BioWorld International Correspondent

LONDON - ML Laboratories plc is buying pulmonary drug formulation specialist Quadrant Technologies Ltd. for £46.7 million (US$85 million) in cash and shares, and changing its name to Innovata plc to reflect the transformation the acquisition will bring.

Two months ago, ML Labs said it would close five business units and move its headquarters from Warrington to St. Albans. Now it has ditched that plan in favor of the Nottingham base of Quadrant, which boasts laboratories recently kitted out at the expense of its erstwhile owner, Elan Corp. plc, of Dublin, Ireland.

ML Labs' portfolio ranges from Adept, for the prevention of surgically induced adhesions, to clinical-stage cancer and gene therapy treatments. Now it intends to focus on pulmonary delivery of existing and novel compounds.

CEO Kieran Murphy told BioWorld International, "Obviously, you only get one shot at a significant restructuring like this. If you told me three to four months ago we could pull this off, I would have said you were dreaming. Now we are closing six sites and moving to one with state-of-the-art laboratories."

Moving to Nottingham rather than St. Albans will allow ML Labs to retain key research staff who would not have moved farther south.

The acquisition, which is subject to shareholder approval, would be paid for with £19.5 million cash and the issue of 131.9 million new ML Labs shares at 20.625 pence per share. The cash will be raised by placing 91.6 million shares at 19 pence each, bringing in £23.7 million net.

At the same time, ML Labs will pay £1.85 million in cash and shares to take full control of its respiratory technologies subsidiary Innovate Biomed.

Those maneuvers are the culmination of a restructuring process set in motion in March after shareholder pressure prompted the replacement of then-CEO Stuart Sims by Murphy. At the end of April, ML Labs announced its intention to focus on pulmonary drug delivery.

"With the acquisition of Quadrant we now have an array of devices and formulation and stabilization technologies that will enable us to take a much more creative approach to this market," Murphy said.

While it will concentrate initially on asthma and chronic obstructive pulmonary disease treatments that are delivered traditionally by the pulmonary route, Innovata intends also to move into the administration of other small molecules and antibodies and proteins.

"We will spend [£6 million to £8 million] per annum on R&D, some of which will be devoted to collaborations [to deliver drugs for partners] and to deliver drugs coming off patent, and some on riskier projects with longer-term potential," Murphy said.

Quadrant was spun out of Cambridge University in 1996 to commercialize drug stabilization technology discovered by Bruce Roser.
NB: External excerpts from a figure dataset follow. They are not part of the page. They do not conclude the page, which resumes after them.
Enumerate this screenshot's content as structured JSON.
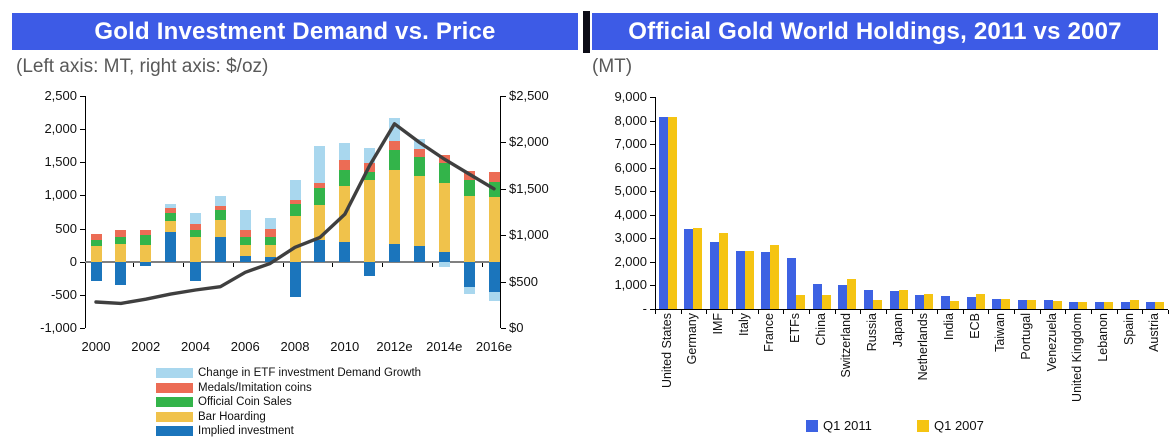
{
  "colors": {
    "banner_blue": "#3d5be6",
    "divider_dark": "#0c0c16",
    "zero_line_gray": "#808080",
    "axis_black": "#000000"
  },
  "chart_data": [
    {
      "type": "bar",
      "subtype": "stacked-bars-with-line",
      "title": "Gold Investment Demand vs. Price",
      "subtitle": "(Left axis: MT, right axis: $/oz)",
      "grid": false,
      "legend_position": "bottom-left",
      "categories": [
        "2000",
        "2001",
        "2002",
        "2003",
        "2004",
        "2005",
        "2006",
        "2007",
        "2008",
        "2009",
        "2010",
        "2011",
        "2012e",
        "2013e",
        "2014e",
        "2015e",
        "2016e"
      ],
      "xtick_labels": [
        "2000",
        "2002",
        "2004",
        "2006",
        "2008",
        "2010",
        "2012e",
        "2014e",
        "2016e"
      ],
      "left_axis": {
        "label": "MT",
        "min": -1000,
        "max": 2500,
        "ticks": [
          "2,500",
          "2,000",
          "1,500",
          "1,000",
          "500",
          "0",
          "-500",
          "-1,000"
        ]
      },
      "right_axis": {
        "label": "$/oz",
        "min": 0,
        "max": 2500,
        "ticks": [
          "$2,500",
          "$2,000",
          "$1,500",
          "$1,000",
          "$500",
          "$0"
        ]
      },
      "series": [
        {
          "name": "Implied investment",
          "key": "implied-investment",
          "color": "#1b75bc",
          "values": [
            -290,
            -350,
            -60,
            450,
            -290,
            375,
            90,
            65,
            -525,
            330,
            290,
            -215,
            260,
            230,
            140,
            -385,
            -450
          ]
        },
        {
          "name": "Bar Hoarding",
          "key": "bar-hoarding",
          "color": "#f0c24b",
          "values": [
            230,
            270,
            255,
            160,
            375,
            255,
            155,
            180,
            690,
            520,
            850,
            1230,
            1120,
            1060,
            1040,
            995,
            975
          ]
        },
        {
          "name": "Official Coin Sales",
          "key": "official-coin-sales",
          "color": "#33b44a",
          "values": [
            100,
            105,
            145,
            120,
            100,
            155,
            130,
            130,
            175,
            255,
            250,
            130,
            310,
            285,
            305,
            240,
            230
          ]
        },
        {
          "name": "Medals/Imitation coins",
          "key": "medals-imitation-coins",
          "color": "#ec6c55",
          "values": [
            90,
            100,
            85,
            85,
            100,
            50,
            100,
            125,
            70,
            85,
            150,
            130,
            130,
            130,
            130,
            135,
            155
          ]
        },
        {
          "name": "Change in ETF investment Demand Growth",
          "key": "etf-demand-change",
          "color": "#a9d7ee",
          "values": [
            0,
            0,
            0,
            60,
            155,
            150,
            305,
            165,
            305,
            560,
            250,
            225,
            345,
            140,
            -75,
            -100,
            -140
          ]
        }
      ],
      "line_series": {
        "name": "Gold price",
        "axis": "right",
        "unit": "$/oz",
        "color": "#3f3f3f",
        "values": [
          280,
          265,
          310,
          365,
          410,
          445,
          600,
          695,
          870,
          975,
          1225,
          1750,
          2200,
          2000,
          1820,
          1660,
          1500
        ]
      }
    },
    {
      "type": "bar",
      "subtype": "grouped",
      "title": "Official Gold World Holdings, 2011 vs 2007",
      "subtitle": "(MT)",
      "grid": false,
      "legend_position": "bottom-center",
      "categories": [
        "United States",
        "Germany",
        "IMF",
        "Italy",
        "France",
        "ETFs",
        "China",
        "Switzerland",
        "Russia",
        "Japan",
        "Netherlands",
        "India",
        "ECB",
        "Taiwan",
        "Portugal",
        "Venezuela",
        "United Kingdom",
        "Lebanon",
        "Spain",
        "Austria"
      ],
      "y_axis": {
        "label": "MT",
        "min": 0,
        "max": 9000,
        "ticks": [
          "9,000",
          "8,000",
          "7,000",
          "6,000",
          "5,000",
          "4,000",
          "3,000",
          "2,000",
          "1,000",
          "-"
        ]
      },
      "series": [
        {
          "name": "Q1 2011",
          "key": "q1-2011",
          "color": "#3d62e3",
          "values": [
            8130,
            3400,
            2830,
            2450,
            2435,
            2180,
            1055,
            1040,
            810,
            775,
            615,
            560,
            500,
            425,
            385,
            365,
            310,
            290,
            282,
            280
          ]
        },
        {
          "name": "Q1 2007",
          "key": "q1-2007",
          "color": "#f5c412",
          "values": [
            8130,
            3445,
            3220,
            2450,
            2710,
            600,
            600,
            1290,
            400,
            800,
            640,
            360,
            640,
            425,
            385,
            360,
            310,
            290,
            400,
            290
          ]
        }
      ]
    }
  ]
}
It is based on trehalose, a sugar used by desert plants and other organisms to replace water when they go into suspended animation at times of drought. The company floated on the London Stock Exchange, and subsequently was sold to Elan in 2000.

Roser fell out with Quadrant management and after devising new stabilization techniques that circumvent Quadrant's patents, set up a new company, Cambridge Biostability Ltd.

Raj Uppal, the finance director who steered Quadrant through its IPO, the sale to Elan and a subsequent management buyout, will be a nonexecutive director of Innovata.

Quadrant made £1.3 million profit on turnover of £5.7 million in 2004. Its most valuable asset is a royalty stream from Baxter Healthcare Corp. based on a license for Advate, a stabilized version of the blood product Factor VIII, for treating hemophilia A. It also has a license agreement with GlaxoSmithKline plc for vaccines and Bristol-Myers Squibb Co. for an inhaled formulation of insulin.

Murphy said the merged entity will be profitable when the transaction is complete, which is expected in October.